Core Concepts
Contrastive-based deep embeddings exhibit superior resilience to label noise compared to non-contrastive embeddings and image-based methods in histopathology image classification.
Abstract
The paper presents a comprehensive evaluation of the robustness of deep embeddings extracted from various pretrained histopathology foundation models under different label noise scenarios. The key findings are:
Classifiers trained on contrastive-based deep embeddings demonstrate improved robustness to label noise compared to those trained on the original images using state-of-the-art noise-resilient methods.
Contrastive-based embeddings exhibit superior noise tolerance compared to non-contrastive embeddings, even when the backbones are trained on unrelated domains like ImageNet.
The observed performance differences are not due to the quality of the learned representations, but rather to the noise-resilient property leveraged by the linear classifier when trained with contrastive embeddings.
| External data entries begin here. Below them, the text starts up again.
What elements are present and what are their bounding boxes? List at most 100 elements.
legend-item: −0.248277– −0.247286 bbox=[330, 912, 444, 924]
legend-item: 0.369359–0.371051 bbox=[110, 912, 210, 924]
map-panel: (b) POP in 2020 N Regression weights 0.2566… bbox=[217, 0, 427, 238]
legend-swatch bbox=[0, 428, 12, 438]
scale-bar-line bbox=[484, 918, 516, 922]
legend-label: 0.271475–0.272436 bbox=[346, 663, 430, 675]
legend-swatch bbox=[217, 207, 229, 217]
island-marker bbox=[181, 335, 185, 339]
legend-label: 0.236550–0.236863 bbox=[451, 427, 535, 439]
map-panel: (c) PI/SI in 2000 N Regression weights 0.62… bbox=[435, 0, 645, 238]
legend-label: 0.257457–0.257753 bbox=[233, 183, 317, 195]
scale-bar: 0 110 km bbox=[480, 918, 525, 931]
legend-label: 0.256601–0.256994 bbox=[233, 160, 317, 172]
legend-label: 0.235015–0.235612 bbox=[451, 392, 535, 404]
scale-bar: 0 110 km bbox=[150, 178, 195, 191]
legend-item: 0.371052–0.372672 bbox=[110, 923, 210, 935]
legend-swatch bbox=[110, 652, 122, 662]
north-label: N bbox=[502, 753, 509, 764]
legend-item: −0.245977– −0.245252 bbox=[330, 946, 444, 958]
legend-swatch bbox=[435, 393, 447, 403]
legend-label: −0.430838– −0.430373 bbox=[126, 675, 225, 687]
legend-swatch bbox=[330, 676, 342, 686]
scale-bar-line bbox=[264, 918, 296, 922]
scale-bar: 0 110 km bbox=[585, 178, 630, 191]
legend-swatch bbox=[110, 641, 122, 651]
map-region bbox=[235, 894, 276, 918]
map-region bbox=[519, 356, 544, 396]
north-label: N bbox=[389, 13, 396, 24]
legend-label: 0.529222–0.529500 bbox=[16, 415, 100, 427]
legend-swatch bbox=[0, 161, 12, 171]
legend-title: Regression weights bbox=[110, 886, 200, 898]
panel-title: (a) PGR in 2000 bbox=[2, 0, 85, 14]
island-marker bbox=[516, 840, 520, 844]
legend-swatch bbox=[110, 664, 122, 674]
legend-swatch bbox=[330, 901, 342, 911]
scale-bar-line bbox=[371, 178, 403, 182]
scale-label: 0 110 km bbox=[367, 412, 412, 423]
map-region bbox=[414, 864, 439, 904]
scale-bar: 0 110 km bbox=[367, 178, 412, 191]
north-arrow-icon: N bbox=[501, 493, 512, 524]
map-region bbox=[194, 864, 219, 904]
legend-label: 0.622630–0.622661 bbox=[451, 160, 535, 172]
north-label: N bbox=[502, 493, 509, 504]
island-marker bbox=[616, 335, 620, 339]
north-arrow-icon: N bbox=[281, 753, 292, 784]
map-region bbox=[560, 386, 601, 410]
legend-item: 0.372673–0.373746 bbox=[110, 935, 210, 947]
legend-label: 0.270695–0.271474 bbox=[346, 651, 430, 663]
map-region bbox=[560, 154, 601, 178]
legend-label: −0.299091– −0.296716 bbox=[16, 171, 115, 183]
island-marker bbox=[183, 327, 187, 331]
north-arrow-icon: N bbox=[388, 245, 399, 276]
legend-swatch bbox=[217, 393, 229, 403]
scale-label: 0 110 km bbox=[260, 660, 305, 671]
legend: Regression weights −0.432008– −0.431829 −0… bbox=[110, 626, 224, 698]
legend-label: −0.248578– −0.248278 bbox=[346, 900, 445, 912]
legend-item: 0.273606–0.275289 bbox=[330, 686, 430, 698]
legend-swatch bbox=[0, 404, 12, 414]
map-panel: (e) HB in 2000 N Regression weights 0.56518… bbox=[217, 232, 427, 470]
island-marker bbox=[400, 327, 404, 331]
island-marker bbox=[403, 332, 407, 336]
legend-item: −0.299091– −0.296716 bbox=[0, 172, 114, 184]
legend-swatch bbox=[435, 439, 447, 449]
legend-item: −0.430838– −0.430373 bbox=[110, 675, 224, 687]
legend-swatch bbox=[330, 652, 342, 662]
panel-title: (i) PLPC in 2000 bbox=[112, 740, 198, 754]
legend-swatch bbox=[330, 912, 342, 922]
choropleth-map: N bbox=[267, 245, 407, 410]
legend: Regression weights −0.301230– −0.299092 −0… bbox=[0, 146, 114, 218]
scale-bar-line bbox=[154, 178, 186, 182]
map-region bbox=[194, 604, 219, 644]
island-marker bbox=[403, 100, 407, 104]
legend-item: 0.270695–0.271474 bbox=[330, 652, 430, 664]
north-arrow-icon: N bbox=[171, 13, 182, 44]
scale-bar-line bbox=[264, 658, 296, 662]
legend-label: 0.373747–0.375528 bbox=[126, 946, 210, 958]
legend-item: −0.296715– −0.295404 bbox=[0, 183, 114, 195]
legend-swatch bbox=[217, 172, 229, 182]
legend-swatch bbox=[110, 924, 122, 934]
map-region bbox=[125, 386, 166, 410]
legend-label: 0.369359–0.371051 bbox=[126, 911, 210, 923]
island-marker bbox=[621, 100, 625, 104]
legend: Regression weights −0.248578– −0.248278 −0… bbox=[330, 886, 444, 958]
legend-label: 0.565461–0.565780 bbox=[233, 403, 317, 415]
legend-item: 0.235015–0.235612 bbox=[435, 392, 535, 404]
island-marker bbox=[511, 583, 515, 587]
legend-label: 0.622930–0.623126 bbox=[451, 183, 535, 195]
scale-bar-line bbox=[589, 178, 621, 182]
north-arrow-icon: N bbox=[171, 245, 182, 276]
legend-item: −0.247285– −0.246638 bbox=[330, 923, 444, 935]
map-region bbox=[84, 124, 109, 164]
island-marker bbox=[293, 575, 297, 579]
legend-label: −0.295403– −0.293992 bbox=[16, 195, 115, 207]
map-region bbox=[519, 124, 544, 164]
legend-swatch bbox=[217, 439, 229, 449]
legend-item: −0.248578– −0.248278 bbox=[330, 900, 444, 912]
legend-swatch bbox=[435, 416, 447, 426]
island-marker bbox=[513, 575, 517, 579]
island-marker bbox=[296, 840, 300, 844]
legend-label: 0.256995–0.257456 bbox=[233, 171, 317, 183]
While contrastive learning effectively mitigates the label noise challenge, it does not completely eliminate it, especially for relatively small datasets and under asymmetric noise scenarios. Further research is needed to develop methods that can fully overcome the label noise issue.
Stats
"Recent advancements in deep learning have proven highly effective in medical image classification, notably within histopathology."
"To be effective, training such deep neural networks (DNNs) requires large image datasets with reliable labels. However, in the context of medical imaging and histopathology in particular, clean data are rare and expensive, requiring expert labeling campaigns."
"These inaccuracies, stemming from inter-observer variability, imperfect segmentation of tissue regions, inherent ambiguity in the biological features, and omission errors, impede the development of reliable deep learning models."
"It has been proven that DNNs can easily overfit noisy labels (Li et al., 2018; Zhang et al., 2016), leading to severe degradations in model performance and thus potentially misleading clinical decisions."
Quotes
"We demonstrate that classifiers trained on contrastive deep embeddings exhibit improved robustness to label noise compared to those trained on the original images using state-of-the-art methods."
"Across nearly all the datasets and noise rates scenarios, these methods consistently match or surpass performances of image-based approaches."
"Particularly noteworthy is the observation that, for noise rates η > 0, classifiers trained with contrastive embeddings exhibit superior performance compared to their non-contrastive counterparts."